Vietnam: Forty members of the Chau Ma ethnic minority group have been trained as professional forest supervisors who can use the GPS for their work in Da Teh commune, Bao Lam district in the Central Highlands province of Lam Dong in Vietnam.
The GPS training course took place at the end of last year, as part of a project to aid the preservation of biodiversity in Vietnam.
The project is financed by the Ministry of Natural Resource and Environment and Germany’s Federal Ministry for the Environment, Nature Conservation and Nuclear Safety.
Lam Dong was chosen as the first of Vietnam’s provinces in which the project would be implemented. Associate professor Dr. Bao Huy, deputy head of the Southeast Asian Network for Agroforestry Education, was in charge of training the Chau Ma.
Huy recently took the trainees to the Loc Bac secondary forest so that they could practice. He opened his GPS, chose a spot in the forest, gave the device to Ka Cuong, a trainee, and said, “Take us there to survey the area.”
Ka Cuong intended to take a longer route, but Huy asked him to cut across the forest.
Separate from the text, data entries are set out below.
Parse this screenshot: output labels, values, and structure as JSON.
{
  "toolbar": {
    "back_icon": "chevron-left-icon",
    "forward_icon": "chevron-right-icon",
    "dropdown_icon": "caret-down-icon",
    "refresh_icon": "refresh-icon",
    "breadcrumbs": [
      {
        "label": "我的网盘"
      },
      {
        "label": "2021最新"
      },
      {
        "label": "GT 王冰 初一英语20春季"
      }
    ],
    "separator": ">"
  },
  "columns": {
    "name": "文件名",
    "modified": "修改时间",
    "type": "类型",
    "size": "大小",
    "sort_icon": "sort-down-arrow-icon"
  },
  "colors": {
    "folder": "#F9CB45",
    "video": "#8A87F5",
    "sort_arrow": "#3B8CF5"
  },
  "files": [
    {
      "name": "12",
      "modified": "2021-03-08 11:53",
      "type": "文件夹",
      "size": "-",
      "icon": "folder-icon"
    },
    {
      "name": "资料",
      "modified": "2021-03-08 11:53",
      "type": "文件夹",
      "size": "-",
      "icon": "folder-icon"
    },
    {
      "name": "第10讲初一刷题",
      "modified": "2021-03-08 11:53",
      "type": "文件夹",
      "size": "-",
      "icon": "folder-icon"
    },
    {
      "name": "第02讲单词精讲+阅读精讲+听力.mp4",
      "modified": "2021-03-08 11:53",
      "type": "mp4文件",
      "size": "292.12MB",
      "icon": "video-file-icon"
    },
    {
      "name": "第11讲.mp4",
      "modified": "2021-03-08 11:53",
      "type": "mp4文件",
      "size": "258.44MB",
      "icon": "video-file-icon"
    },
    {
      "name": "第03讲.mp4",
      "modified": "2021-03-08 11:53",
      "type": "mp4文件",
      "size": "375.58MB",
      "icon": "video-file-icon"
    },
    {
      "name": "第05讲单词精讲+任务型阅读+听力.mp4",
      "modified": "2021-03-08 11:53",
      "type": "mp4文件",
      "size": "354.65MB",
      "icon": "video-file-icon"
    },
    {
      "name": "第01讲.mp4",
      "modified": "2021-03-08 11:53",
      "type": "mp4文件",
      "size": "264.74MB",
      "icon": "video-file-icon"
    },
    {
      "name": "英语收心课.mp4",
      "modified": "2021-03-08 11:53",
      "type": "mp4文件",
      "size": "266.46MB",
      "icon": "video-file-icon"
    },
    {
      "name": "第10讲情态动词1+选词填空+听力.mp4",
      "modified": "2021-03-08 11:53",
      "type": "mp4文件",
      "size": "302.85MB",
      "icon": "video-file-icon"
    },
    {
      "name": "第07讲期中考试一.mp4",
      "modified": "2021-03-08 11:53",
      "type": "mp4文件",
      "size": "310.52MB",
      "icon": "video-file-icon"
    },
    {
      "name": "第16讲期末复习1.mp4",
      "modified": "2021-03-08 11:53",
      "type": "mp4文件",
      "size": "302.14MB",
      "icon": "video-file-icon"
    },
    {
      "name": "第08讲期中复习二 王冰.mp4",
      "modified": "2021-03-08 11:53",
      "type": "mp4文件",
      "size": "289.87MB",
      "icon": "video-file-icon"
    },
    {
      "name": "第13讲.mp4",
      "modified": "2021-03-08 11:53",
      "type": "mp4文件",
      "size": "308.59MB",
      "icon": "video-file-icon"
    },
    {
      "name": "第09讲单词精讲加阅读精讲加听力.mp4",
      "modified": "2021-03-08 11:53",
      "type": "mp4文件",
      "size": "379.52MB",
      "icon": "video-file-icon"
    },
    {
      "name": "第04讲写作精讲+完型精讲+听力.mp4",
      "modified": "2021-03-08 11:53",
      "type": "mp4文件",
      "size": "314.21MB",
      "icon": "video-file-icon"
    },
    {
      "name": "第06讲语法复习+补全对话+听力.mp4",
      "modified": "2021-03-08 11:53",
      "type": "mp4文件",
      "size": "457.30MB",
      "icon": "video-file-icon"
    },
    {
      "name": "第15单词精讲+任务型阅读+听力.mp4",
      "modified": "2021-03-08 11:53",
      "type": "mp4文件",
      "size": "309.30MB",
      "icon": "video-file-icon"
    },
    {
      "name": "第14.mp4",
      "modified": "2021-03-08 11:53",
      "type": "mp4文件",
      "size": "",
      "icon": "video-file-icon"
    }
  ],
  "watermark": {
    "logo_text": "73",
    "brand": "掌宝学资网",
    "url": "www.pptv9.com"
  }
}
Huy said that a forest supervisor should follow any route to record changes in the surroundings.
Ka Cuong and his Chau Ma friends were confused by the GPS device at first. However, after being guided by Huy for a moment, he finally said, “Going across the forest is about two kilometers.”
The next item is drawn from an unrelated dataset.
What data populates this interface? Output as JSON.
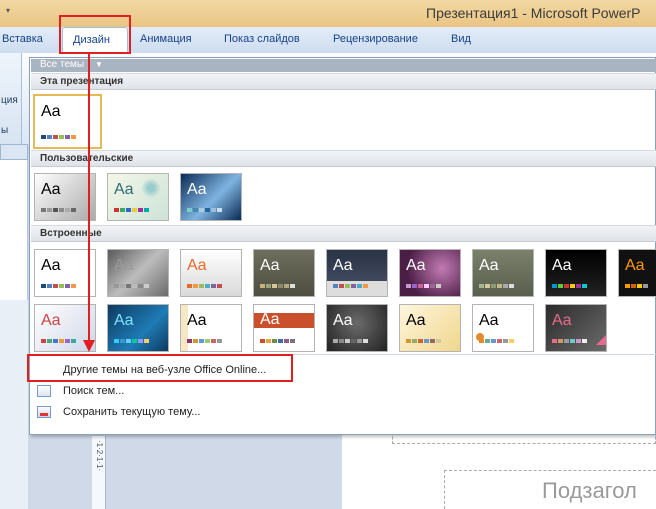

The GPS had to work continuously because Ka Cuong used it so proficiently. He then taught other trainees like Ka Chinh and Ka Rieu how to operate it as well.
“It is best to let them guide each other in their own language,” Huy said. By the time they reached the destination, each trainee knew how to use the GPS.
The Chau Ma will use GPS to report all activities related to 56,000 hectares of forest in Loc Bac, Loc Bao and Loc Lam communes of Bao Lam district to staff at the biodiversity preservation project.